Il y a toujours eu des événements extrêmes.
La science des changements climatiques prévoit cependant depuis plusieurs années que la hausse des températures, via l’accroissement de l’évaporation des sols et des océans, entraînera une augmentation des sécheresses et des précipitations intenses, selon les régions.
À partir de cette réponse scientifiquement rigoureuse, il ne semble donc pas possible d’établir de lien ferme entre réchauffement et événement extrême, même si la science du climat prédit pourtant l’augmentation de certains d’entre eux. Pour faire le lien, c’est non pas à un seul événement qu’il faut s’attarder, mais à un ensemble d’événements répartis dans la durée. La bonne question est donc: «Y a-t-il augmentation des événements extrêmes dans les dernières décennies?» C’est à cette question qu’on voulu répondre Hansen, Mato et Ruedy dans une de leur plus récentes études, en s’attardant spécifiquement aux événements de températures extrêmes. Les deux climatologues ont voulu quantifier l’évolution des anomalies de température au cours des dernières décennies en les catégorisant en « unités de déviation standard », plus communément appelés écart-type (σ).

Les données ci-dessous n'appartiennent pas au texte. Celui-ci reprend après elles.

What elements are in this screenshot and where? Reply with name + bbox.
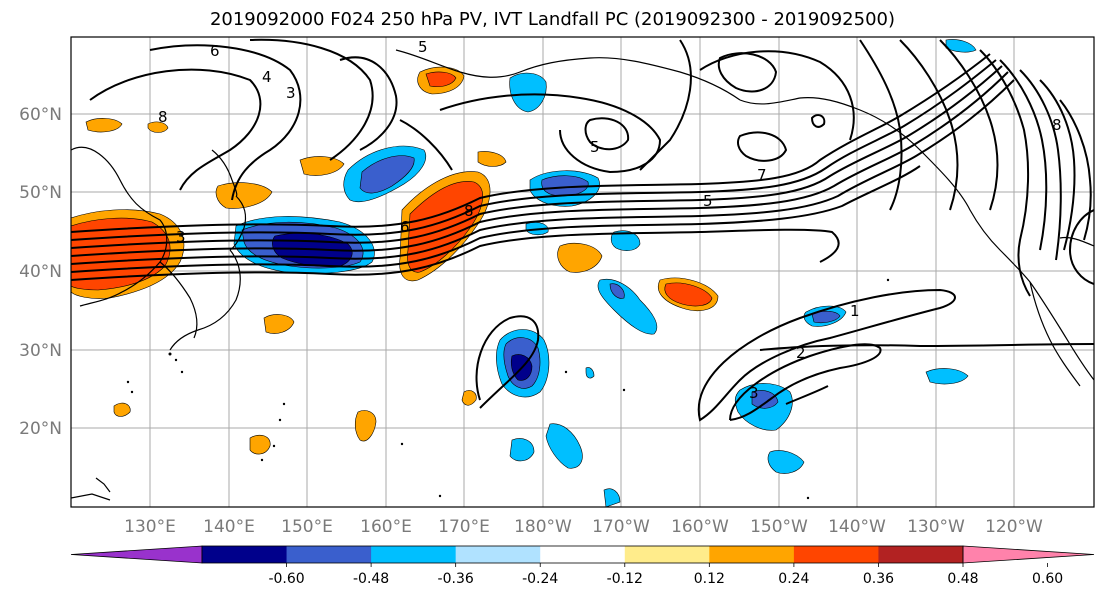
lat-label: 50°N xyxy=(19,183,62,203)
colorbar-extend-high xyxy=(962,545,1095,564)
colorbar-tick-label: -0.60 xyxy=(268,571,304,587)
contour-label: 5 xyxy=(418,38,428,56)
colorbar-tick-label: -0.24 xyxy=(522,571,558,587)
colorbar-segment xyxy=(709,546,795,563)
contour-label: 8 xyxy=(158,108,168,126)
colorbar-segment xyxy=(202,546,288,563)
colorbar-segment xyxy=(371,546,457,563)
contour-label: 1 xyxy=(850,302,860,320)
colorbar-tick-label: 0.60 xyxy=(1032,571,1063,587)
islands xyxy=(126,278,890,500)
colorbar-tick-label: -0.48 xyxy=(353,571,389,587)
lat-label: 20°N xyxy=(19,419,62,439)
pv-contours xyxy=(71,38,1094,297)
lon-label: 170°W xyxy=(592,517,650,537)
latitude-labels: 60°N 50°N 40°N 30°N 20°N xyxy=(19,105,62,439)
lat-label: 30°N xyxy=(19,341,62,361)
lon-label: 130°E xyxy=(124,517,176,537)
contour-label: 2 xyxy=(796,344,806,362)
lon-label: 170°E xyxy=(438,517,490,537)
lon-label: 150°W xyxy=(750,517,808,537)
contour-label: 3 xyxy=(749,384,759,402)
colorbar-extend-low xyxy=(70,545,203,564)
colorbar-outline xyxy=(201,545,964,564)
colorbar-tick-label: 0.24 xyxy=(778,571,809,587)
contour-label: 4 xyxy=(262,68,272,86)
contour-label: 5 xyxy=(590,138,600,156)
lon-label: 180°W xyxy=(514,517,572,537)
colorbar-segment xyxy=(286,546,372,563)
ivt-contours xyxy=(475,288,1094,422)
colorbar: -0.60 -0.48 -0.36 -0.24 -0.12 0.12 0.24 0.36 0.4… xyxy=(70,545,1095,587)
colorbar-segment xyxy=(793,546,879,563)
contour-label: 5 xyxy=(703,192,713,210)
colorbar-tick-label: 0.48 xyxy=(947,571,978,587)
contour-label: 6 xyxy=(210,42,220,60)
lon-label: 160°E xyxy=(360,517,412,537)
map-title: 2019092000 F024 250 hPa PV, IVT Landfall… xyxy=(209,9,896,30)
colorbar-tick-label: 0.12 xyxy=(694,571,725,587)
contour-label: 8 xyxy=(1052,116,1062,134)
contour-label: 3 xyxy=(176,228,186,246)
colorbar-segment xyxy=(624,546,710,563)
lon-label: 120°W xyxy=(985,517,1043,537)
lon-label: 140°W xyxy=(828,517,886,537)
contour-label: 8 xyxy=(464,202,474,220)
lon-label: 150°E xyxy=(281,517,333,537)
colorbar-tick-label: -0.12 xyxy=(607,571,643,587)
colorbar-tick-label: 0.36 xyxy=(863,571,894,587)
lon-label: 140°E xyxy=(203,517,255,537)
colorbar-tick-label: -0.36 xyxy=(438,571,474,587)
map-frame xyxy=(70,36,1095,508)
colorbar-segment xyxy=(540,546,626,563)
longitude-labels: 130°E 140°E 150°E 160°E 170°E 180°W 170°… xyxy=(124,517,1043,537)
contour-label: 3 xyxy=(286,84,296,102)
contour-label: 6 xyxy=(400,218,410,236)
lat-label: 40°N xyxy=(19,262,62,282)
colorbar-segment xyxy=(455,546,541,563)
lon-label: 160°W xyxy=(671,517,729,537)
lat-label: 60°N xyxy=(19,105,62,125)
colorbar-segment xyxy=(878,546,964,563)
lon-label: 130°W xyxy=(907,517,965,537)
contour-labels: 7 5 8 6 3 1 2 3 5 6 4 3 8 5 8 xyxy=(158,38,1062,402)
contour-label: 7 xyxy=(757,166,767,184)
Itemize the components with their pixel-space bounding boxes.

Leur travail met ainsi en lumière l’apparition d’une nouvelle catégorie d’événement à peu près inexistant il y a 30 ans et couvrant maintenant environ 10% des surfaces émergées en juillet-août: les chaleurs triple-sigma. Il s’agit d’anomalies de température s’écartant de plus de trois écarts-types de la courbe normale de distribution du climat d’une région donnée. Les cartes de températures publiées par les chercheurs montrent bien l’émergence récente de ces chaleurs extrêmes. Leur conclusion: «Thus there is no need to equivocate about the summer heat waves in Texas in 2011 and Moscow in 2010, which exceeded 3σ – it is nearly certain that they would not have occurred in the absence of global warming. If global warming is not slowed from its current pace, by mid-century 3σ events will be the new norm and 5σ events will be common.»
Dans une courbe distribution normale, 68% des anomalies (écarts à la normale) se classent à l'intérieur du premier écart-type relativement à la valeur moyenne, 27% entre 1σ et 2σ et 4% entre 2σ et 3σ. Seulement 0,2% des événements s'écarte de plus de 3σ de la moyenne.
Une autre étude s’intéressant à cette question ici.
L’analyse préliminaire des données climatiques pour 2011 indiquent que cette année s’inscrira au 10e rang des années les plus chaudes relevées depuis le début des observations instrumentales (1850). Les 13 années les plus chaudes de l’histoire ont maintenant été enregistrées dans les 15 dernières années.
Particulièrement notable est le fait que 2011 représente l’année La Niña la plus chaude d’entre toutes. La Niña est un phénomène cyclique caractérisé par une basse température des eaux de surface du Pacifique équatorial qui, comme son frère El Niño, exerce une influence importante sur le climat annuel de la planète. En terme de température globale, les années La Niña sont toujours plus froides que les années qui les précèdent ou les suivent. L’épisode actuel est le plus intense des 60 dernières années. Malgré cela, la température moyenne de la Terre a été 0,41°C plus chaude que la moyenne des années 1960-1990, établie à 14°C.